As the story continued I leaned more about it being a choice to make her so very stereotypical therapist, but there were certain spots where I wasn’t sure. The book always has the allure of gods and wherever they are real along for the ride, but it’s obvious the author doesn’t intend for it to be magical realism. But then it’s weird to bring in these people that can read others so well and how the therapist Mariana can «feel» a person’s anger like this:
“She felt a burning sensation in her stomach, a prickling in her skin – which she associated with anger.
But whose anger? Hers?
No – it was his.
His anger. Yes, she could feel it.”
Which doesn’t a good detective novel make, I would say, when there’s no clues to follow only the protagonist feeling other’s emotions. I think the character of Edward Fosca is the most well-done, when he is in focus or rather when Mariana here and there focuses on him as a suspect, yet we never get any reason behind his eccentric behaviour. He isn’t a difficult character to write, just make him a “The Secret History” professor mixed with a Hannibal poise and charm (even if seen through Mariana’s eyes) and make everyone constantly describe him as dazzling. He is the one that brings most of the good elements of Ancient Greek stories and this study group society of Maidens that is his special students who he controls, which also where the dark academia elements are. It’s obvious the author has studied at Cambridge, and so the setting in general and the lonely feeling it can be as a student is described well. So is the red tape you can get around if you know the right people, as is the basis of Mariana’s investigation as she’s not a detective. The twists were half-way obvious and half-way surprising, but it kind of ends on that note and nothing else that is out of bounds is ever explained. And in that way any depth Mariana might have given the other characters doesn’t linger, they don’t stand out on their own.

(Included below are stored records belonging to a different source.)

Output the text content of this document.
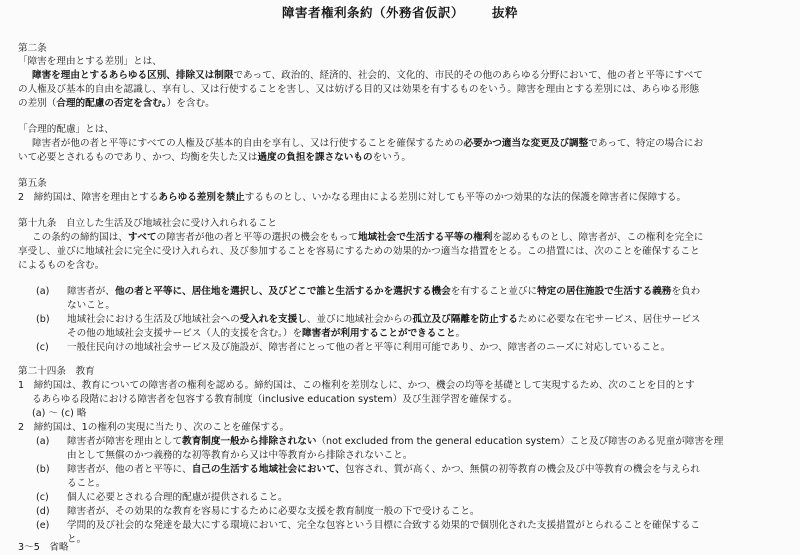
障害者権利条約（外務省仮訳） 抜粋
第二条
「障害を理由とする差別」とは、
障害を理由とするあらゆる区別、排除又は制限であって、政治的、経済的、社会的、文化的、市民的その他のあらゆる分野において、他の者と平等にすべて
の人権及び基本的自由を認識し、享有し、又は行使することを害し、又は妨げる目的又は効果を有するものをいう。障害を理由とする差別には、あらゆる形態
の差別（合理的配慮の否定を含む。）を含む。
「合理的配慮」とは、
障害者が他の者と平等にすべての人権及び基本的自由を享有し、又は行使することを確保するための必要かつ適当な変更及び調整であって、特定の場合にお
いて必要とされるものであり、かつ、均衡を失した又は過度の負担を課さないものをいう。
第五条
2　締約国は、障害を理由とするあらゆる差別を禁止するものとし、いかなる理由による差別に対しても平等のかつ効果的な法的保護を障害者に保障する。
第十九条　自立した生活及び地域社会に受け入れられること
この条約の締約国は、すべての障害者が他の者と平等の選択の機会をもって地域社会で生活する平等の権利を認めるものとし、障害者が、この権利を完全に
享受し、並びに地域社会に完全に受け入れられ、及び参加することを容易にするための効果的かつ適当な措置をとる。この措置には、次のことを確保すること
によるものを含む。
(a) 障害者が、他の者と平等に、居住地を選択し、及びどこで誰と生活するかを選択する機会を有すること並びに特定の居住施設で生活する義務を負わ
ないこと。
(b) 地域社会における生活及び地域社会への受入れを支援し、並びに地域社会からの孤立及び隔離を防止するために必要な在宅サービス、居住サービス
その他の地域社会支援サービス（人的支援を含む。）を障害者が利用することができること。
(c) 一般住民向けの地域社会サービス及び施設が、障害者にとって他の者と平等に利用可能であり、かつ、障害者のニーズに対応していること。
第二十四条　教育
1　締約国は、教育についての障害者の権利を認める。締約国は、この権利を差別なしに、かつ、機会の均等を基礎として実現するため、次のことを目的とす
るあらゆる段階における障害者を包容する教育制度（inclusive education system）及び生涯学習を確保する。
(a) ～ (c) 略
2　締約国は、1の権利の実現に当たり、次のことを確保する。
(a) 障害者が障害を理由として教育制度一般から排除されない（not excluded from the general education system）こと及び障害のある児童が障害を理
由として無償のかつ義務的な初等教育から又は中等教育から排除されないこと。
(b) 障害者が、他の者と平等に、自己の生活する地域社会において、包容され、質が高く、かつ、無償の初等教育の機会及び中等教育の機会を与えられ
ること。
(c) 個人に必要とされる合理的配慮が提供されること。
(d) 障害者が、その効果的な教育を容易にするために必要な支援を教育制度一般の下で受けること。
(e) 学問的及び社会的な発達を最大にする環境において、完全な包容という目標に合致する効果的で個別化された支援措置がとられることを確保するこ
と。
3～5　省略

At a certain point, if you are to write a book which includes such truly gruesome acts as this did, it does the whole book a disservice to just throw it in as a reveal for the murderer and their backstory at the end. Also the young wealthy women of the Maidens have no reaction to when their classmates are being murdered, and whether they are next, and it’s never looked further into other than being pointed out and explained as a bad (maybe abusive is used? I don’t remember) group dynamic.
How did I feel reading this book: I read it quickly, but I was annoyed a lot of the time, some of the time I was impressed by the details and certain scenes, but it never lasted. I would not recommend this book and I now would say I disagree with the dark academia genre it has been thrown into as well. Murders happen in the “The Secret History” by Donna Tartt and others, but the whole focus is on the psychological obsessions and breakdowns in the group leading to it.
*About this obviously being written by a man; as I finished up the review it seems like a thing very many has picked up on. As this review from Natalie so perfectly puts it: “It is glaringly apparent Michaelides struggled to truly understand women and how they think and behave; their fears and motivators, and relegated them to orbiting around men and their influence.”